Call for Harris County to leave state’s power grid. Is that possible?

HOUSTON – Commissioner Adrian Garcia said Harris County should explore what authority it has to leave the Energy Reliability Council of Texas and will propose Friday in commissioner’s court.

Garcia said he will request “an opinion from the County Attorney on what powers Court or other county elected official to possess under the Texas Constitution and Texas statutes to remove the county from ERCOT’s service area,” among other things.

The ERCOT map, which includes most of Texas, except El Paso, parts of the Panhandle and more than a dozen counties on the eastern edge of the state, has looked about the same for many decades.

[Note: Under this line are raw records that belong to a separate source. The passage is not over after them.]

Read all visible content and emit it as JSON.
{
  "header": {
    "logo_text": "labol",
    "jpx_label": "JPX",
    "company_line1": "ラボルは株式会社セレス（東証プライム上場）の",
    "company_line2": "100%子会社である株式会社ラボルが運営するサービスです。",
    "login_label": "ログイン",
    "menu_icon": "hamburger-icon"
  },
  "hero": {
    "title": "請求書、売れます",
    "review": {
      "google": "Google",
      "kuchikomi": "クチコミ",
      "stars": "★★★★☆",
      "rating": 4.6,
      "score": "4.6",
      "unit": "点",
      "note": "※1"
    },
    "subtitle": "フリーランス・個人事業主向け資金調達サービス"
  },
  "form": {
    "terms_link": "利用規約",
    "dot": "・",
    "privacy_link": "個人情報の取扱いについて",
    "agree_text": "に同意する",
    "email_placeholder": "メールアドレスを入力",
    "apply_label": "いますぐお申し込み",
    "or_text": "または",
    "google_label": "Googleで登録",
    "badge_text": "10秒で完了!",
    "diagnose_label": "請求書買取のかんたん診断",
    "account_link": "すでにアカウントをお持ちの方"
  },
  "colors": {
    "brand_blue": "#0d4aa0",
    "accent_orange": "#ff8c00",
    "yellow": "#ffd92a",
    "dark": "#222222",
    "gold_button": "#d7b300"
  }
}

In the Houston area, Harris, Fort Bend, Galveston, Brazoria and Montgomery counties, are inside the ERCOT map, while Jefferson and Liberty counties belong to another grid overseen by the Federal Energy Reliability Council.

It’s been that way for at least half of a century, said Ed Emmett, who formally served as Harris County Judge for more than a decade.

“Can you imagine if 254 counties across the state of Texas all started weighing in on whether they wanted to be in ERCOT or some other system?” Emmett said. “That’s really not their job.”

Emmett’s home in the Houston area, on the ERCOT grid, lost power during last week’s winter storm. His cabin in Liberty County, on the MISO grid, did not lose power.

“I think there are legitimate questions to ask about why some service areas maintained electricity and others did not,” Emmett said. “I find it very difficult to see a role for county commissioners here.”

State legislators, however, do have a role, he said.

“Last time I checked, legislators all represent those same residents of Harris County,” Emmett said. “That’s going to be a political discussion as to whether you’re better off regulated by the Public Utility Commission (which overseas ERCOT) or by FERC.

Hypothetically, if Harris County was able to leave ERCOT, Emmett said it would have to then rebuild power lines and other infrastructure

University of Houston Energy Fellow Ed Hirs said the cost of that new infrastructure would be in the “hundreds of millions of dollars.”

Garcia plans to introduce his proposal on Friday, which also includes a “formal endorsement” of a federal investigation into what he calls the “failures and deficiencies” of the State of Texas during the winter storm.

He was not available for an interview on Tuesday.